The Czech Philharmonic concerts and recordings were eventually saved from the screech by the Teak company. It was only the company that managed to find a producer of sufficient quality material in the Beskydy Mountains. Ordinary planks would not have been able to withstand the burdens of concert operations.
The Best of Oak
The stage consists of unique planks, the basic building unit of which are slats with dimensions of 80×40 millimeters. Each of these squares is made up of five layers of the finest oak wood. “Each layer is also length-adjustable to break all the tension in the wood and prevent it from deforming,” Miloš Honzl, head of Teak, says. The planks are glued and pressed together and the board is then planed, sanded, and impregnated with oil and hardener, which prevents damaged areas from turning black in the future.
The preparation began a year before the actual exchange, at a time when the stage was being used for concerts without a pause. “We had to start producing material without dismantling anything,” Honzl points out, noting that not everything can be read from the drawings.
Avoiding a Hole
The deadline for the replacement itself was set tight: just 30 days during the summer shutdown. “We were afraid it wouldn’t be done in time,” manager Stöhr admits. The stage was not therefore replaced all at once; the work was done in stages. This was the only way to ensure that the Philharmonic would not be greeted by a hole in the floor at the first rehearsal after the holidays–in the event of major problems, one part would remain old and the other one would become new.
In the end, everything went according to plan although Miloš Honzl admits that the commission was stressful for him. “To be honest, no earlier than the last piece is good, then you know exactly how to do it,” the head of Teak says. He and everyone else involved in the reconstruction hope that the stage will last at least as long as the old one–for 30 years of operation. This is also the reason why spare parts have been made for when the boards get splintered or otherwise damaged again. “Because of this, we hope that the lifetime could be even longer,” Rudolfinum administrator Radek Stöhr adds.
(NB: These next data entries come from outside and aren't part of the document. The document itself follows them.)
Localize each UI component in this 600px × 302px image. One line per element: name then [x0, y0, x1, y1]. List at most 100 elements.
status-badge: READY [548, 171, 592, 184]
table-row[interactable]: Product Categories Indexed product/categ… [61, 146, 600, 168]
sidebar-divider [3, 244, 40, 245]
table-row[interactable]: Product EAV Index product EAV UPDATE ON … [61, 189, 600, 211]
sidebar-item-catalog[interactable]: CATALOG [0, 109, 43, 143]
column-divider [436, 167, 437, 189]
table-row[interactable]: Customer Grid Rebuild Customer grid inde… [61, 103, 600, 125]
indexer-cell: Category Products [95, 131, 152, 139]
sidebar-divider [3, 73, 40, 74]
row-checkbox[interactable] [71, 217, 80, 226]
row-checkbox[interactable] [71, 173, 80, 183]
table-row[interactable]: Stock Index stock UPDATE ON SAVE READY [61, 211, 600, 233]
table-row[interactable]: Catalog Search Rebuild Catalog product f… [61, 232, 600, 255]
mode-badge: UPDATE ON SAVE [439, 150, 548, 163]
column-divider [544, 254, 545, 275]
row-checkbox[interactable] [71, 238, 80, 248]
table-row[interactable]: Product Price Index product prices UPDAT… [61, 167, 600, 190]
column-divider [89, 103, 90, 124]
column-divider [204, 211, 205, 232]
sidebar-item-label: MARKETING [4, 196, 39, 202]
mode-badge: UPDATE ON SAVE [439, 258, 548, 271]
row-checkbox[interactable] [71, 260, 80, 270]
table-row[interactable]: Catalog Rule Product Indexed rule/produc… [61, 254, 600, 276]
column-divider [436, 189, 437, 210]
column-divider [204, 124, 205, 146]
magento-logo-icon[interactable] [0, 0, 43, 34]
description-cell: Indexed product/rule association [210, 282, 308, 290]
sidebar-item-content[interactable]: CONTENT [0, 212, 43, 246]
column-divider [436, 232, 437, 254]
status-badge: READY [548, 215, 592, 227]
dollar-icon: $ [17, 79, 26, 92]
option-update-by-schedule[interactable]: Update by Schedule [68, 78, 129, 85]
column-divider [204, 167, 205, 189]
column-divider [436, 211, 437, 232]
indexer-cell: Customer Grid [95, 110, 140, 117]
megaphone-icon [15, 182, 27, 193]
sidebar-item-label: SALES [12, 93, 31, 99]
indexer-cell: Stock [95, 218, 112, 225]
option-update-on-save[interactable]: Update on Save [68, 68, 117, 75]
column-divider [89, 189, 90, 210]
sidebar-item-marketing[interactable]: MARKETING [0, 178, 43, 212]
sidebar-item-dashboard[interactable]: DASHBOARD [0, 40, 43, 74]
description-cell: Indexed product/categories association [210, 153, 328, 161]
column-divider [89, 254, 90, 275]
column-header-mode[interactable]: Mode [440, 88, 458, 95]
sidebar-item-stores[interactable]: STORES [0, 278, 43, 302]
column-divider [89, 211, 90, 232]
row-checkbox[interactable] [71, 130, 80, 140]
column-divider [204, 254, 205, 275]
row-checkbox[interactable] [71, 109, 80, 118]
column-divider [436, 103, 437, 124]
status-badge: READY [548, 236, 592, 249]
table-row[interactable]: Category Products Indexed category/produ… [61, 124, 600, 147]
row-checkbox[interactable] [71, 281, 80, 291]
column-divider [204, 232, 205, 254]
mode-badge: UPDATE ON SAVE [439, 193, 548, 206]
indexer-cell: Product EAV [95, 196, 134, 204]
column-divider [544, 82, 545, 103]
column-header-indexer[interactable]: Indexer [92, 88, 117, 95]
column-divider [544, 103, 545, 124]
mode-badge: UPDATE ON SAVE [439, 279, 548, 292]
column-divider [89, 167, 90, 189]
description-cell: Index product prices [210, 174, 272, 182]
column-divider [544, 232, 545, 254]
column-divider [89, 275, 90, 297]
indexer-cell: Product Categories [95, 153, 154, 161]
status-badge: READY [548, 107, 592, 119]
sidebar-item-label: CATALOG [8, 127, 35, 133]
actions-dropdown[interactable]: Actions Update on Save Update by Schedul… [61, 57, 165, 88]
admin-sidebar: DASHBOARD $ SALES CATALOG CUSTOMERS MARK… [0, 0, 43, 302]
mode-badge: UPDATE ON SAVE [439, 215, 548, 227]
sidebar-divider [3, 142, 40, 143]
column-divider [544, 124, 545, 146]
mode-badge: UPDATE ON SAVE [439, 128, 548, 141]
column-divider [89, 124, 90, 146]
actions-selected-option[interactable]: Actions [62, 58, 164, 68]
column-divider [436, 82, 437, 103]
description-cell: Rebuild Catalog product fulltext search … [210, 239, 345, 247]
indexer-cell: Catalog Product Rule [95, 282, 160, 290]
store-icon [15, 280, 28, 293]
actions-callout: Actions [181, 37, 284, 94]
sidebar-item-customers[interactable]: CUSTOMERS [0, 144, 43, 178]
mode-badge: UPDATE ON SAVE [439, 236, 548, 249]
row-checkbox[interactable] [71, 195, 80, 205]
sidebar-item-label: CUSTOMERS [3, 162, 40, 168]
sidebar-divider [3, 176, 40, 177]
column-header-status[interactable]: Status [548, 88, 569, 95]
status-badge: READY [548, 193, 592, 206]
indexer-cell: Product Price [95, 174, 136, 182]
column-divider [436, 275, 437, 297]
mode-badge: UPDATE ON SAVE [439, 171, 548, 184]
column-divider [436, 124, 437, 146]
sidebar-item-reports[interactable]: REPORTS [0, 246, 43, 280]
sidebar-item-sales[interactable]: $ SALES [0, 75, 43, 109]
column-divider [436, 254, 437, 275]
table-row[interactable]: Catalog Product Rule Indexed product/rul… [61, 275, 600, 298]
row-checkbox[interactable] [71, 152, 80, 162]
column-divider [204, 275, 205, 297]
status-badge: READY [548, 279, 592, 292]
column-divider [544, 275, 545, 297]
For beauty and the cultivation of the spirit
“When we were sure that the reconstruction of the podium would actually happen, we started to think about what to do with the old wood. It was clear to us that we couldn’t just throw the planks away or flood them. After all, they have been played on for thirty years, they are literally imbued with music!” says the author of the idea, Jitka Herčíková, who also works in the Rudolfinum’s administration department.
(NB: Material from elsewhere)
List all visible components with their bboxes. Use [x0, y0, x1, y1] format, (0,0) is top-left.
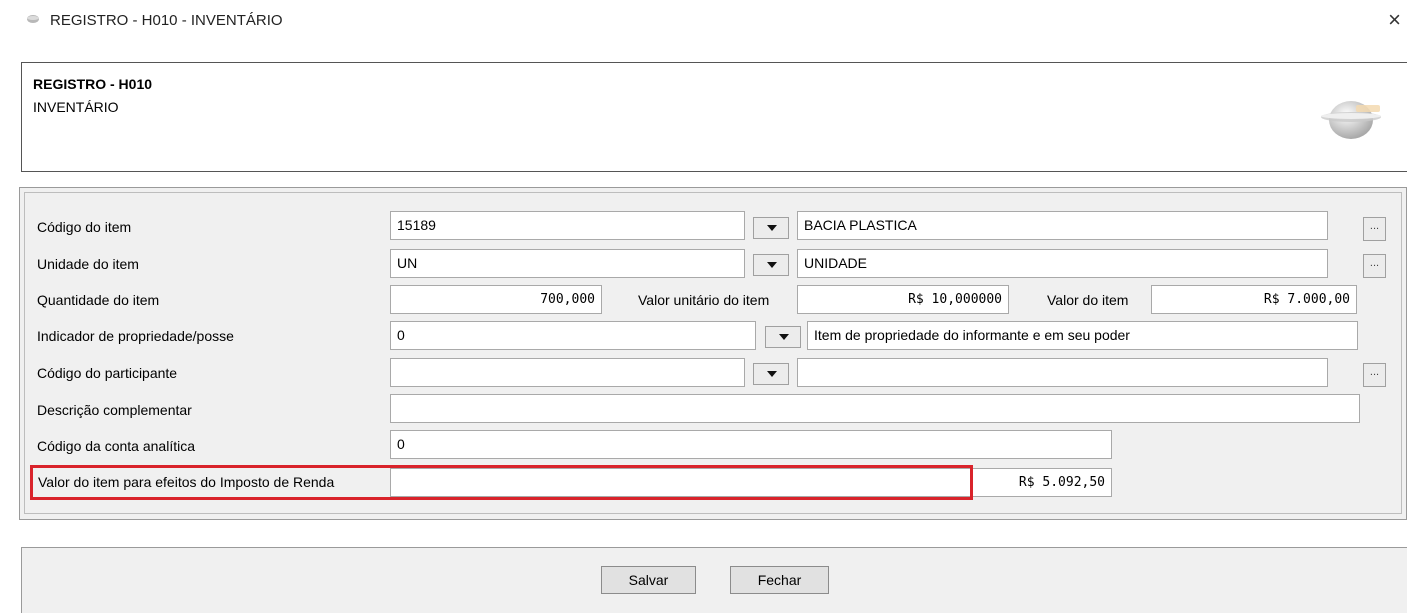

Therefore, a plan was made to produce gifts that could surprise and delight lovers of classical music this Christmas. The woodworkers from BeWooden made cufflinks and wooden bow ties. These are what the successful Beskydy company has become famous for; the combination of oak wood and masterful handwork makes both items the perfect addition to any suit.
The offer for the ladies was provided by jeweller Marie Poláčková from the company ko-ra-le. She designed earrings, a bracelet and four types of necklaces for the Czech Philharmonic. Two of them were made in a limited edition of only thirty pieces to emphasize their uniqueness. All the jewels are already available in the Rudolfinum shop and on the Czech Philharmonic e-shop.
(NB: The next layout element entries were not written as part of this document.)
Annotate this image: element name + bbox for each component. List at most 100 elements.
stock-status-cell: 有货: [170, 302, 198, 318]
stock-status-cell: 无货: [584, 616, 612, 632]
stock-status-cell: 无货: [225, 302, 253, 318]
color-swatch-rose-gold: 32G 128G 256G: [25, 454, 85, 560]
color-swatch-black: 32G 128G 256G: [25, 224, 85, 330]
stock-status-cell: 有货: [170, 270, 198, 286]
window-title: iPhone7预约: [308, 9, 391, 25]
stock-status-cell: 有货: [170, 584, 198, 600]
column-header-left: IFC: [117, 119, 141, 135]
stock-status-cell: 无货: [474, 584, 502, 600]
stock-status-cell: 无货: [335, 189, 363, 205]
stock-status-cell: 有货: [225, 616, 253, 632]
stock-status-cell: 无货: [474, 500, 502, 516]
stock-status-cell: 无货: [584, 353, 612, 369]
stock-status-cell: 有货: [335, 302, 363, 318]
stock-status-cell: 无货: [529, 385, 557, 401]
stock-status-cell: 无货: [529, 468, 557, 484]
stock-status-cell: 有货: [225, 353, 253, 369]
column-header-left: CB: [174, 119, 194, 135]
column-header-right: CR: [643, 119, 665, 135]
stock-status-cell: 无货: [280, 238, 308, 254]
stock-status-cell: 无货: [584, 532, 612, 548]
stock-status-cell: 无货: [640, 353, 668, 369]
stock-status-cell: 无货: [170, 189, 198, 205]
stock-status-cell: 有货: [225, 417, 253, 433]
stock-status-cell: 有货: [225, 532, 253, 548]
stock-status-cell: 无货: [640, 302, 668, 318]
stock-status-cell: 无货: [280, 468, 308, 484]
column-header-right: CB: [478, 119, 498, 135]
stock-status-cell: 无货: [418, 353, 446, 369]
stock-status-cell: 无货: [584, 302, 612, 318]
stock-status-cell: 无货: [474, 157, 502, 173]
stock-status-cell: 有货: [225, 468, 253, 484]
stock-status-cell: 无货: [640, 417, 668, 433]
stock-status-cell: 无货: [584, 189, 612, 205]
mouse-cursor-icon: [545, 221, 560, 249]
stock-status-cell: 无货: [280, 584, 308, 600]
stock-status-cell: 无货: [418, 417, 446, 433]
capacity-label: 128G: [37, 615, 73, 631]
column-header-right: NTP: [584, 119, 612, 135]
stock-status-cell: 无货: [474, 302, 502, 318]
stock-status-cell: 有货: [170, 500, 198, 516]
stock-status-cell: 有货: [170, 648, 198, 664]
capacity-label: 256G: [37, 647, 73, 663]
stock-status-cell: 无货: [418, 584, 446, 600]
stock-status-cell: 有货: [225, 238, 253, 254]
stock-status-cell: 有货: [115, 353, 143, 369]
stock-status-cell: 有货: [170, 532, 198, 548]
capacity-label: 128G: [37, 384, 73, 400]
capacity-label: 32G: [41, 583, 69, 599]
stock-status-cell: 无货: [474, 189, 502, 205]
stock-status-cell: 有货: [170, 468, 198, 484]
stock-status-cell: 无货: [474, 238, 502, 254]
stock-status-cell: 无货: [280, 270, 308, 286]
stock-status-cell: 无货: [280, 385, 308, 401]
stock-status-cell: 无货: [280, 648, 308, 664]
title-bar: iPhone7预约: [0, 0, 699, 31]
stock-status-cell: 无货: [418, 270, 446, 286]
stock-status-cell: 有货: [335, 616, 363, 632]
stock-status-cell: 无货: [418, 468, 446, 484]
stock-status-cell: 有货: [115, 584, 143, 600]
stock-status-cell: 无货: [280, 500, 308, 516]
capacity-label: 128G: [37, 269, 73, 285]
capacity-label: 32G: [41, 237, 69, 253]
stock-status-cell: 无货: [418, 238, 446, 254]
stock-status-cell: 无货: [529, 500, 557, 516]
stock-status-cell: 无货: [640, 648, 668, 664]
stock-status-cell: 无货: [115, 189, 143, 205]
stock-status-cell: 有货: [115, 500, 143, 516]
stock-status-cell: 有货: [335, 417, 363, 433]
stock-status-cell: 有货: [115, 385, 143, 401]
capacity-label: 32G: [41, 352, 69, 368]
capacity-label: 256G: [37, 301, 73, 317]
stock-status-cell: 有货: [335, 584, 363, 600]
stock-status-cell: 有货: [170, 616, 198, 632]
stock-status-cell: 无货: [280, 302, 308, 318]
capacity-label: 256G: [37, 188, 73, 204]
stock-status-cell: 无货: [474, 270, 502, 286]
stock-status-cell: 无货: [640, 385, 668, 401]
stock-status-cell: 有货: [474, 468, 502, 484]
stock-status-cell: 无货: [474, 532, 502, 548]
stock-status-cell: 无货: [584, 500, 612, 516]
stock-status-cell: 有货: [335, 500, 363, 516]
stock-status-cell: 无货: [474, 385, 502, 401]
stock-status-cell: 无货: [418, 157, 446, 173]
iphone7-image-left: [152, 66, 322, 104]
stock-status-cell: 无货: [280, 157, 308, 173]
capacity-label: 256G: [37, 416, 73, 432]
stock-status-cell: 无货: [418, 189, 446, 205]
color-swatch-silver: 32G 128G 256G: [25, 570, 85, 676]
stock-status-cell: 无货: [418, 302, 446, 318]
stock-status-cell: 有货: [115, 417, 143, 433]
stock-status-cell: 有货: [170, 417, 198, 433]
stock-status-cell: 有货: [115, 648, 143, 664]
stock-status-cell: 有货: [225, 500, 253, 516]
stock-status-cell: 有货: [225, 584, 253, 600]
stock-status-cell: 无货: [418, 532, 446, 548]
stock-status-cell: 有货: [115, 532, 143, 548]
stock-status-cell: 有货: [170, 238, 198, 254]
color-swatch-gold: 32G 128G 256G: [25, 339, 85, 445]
The most challenging and spectacular event will be available at the end of November and the beginning of December. Zdar Šorm, an artistic joiner from Zdar joinery, is working on a chess set made from the planks of Dvořák Hall. It will be a large set with a chessboard with an edge of 35 centimetres, which will still show the small scratches and abrasions caused by thirty years of concerts. Can you imagine a nicer Christmas present?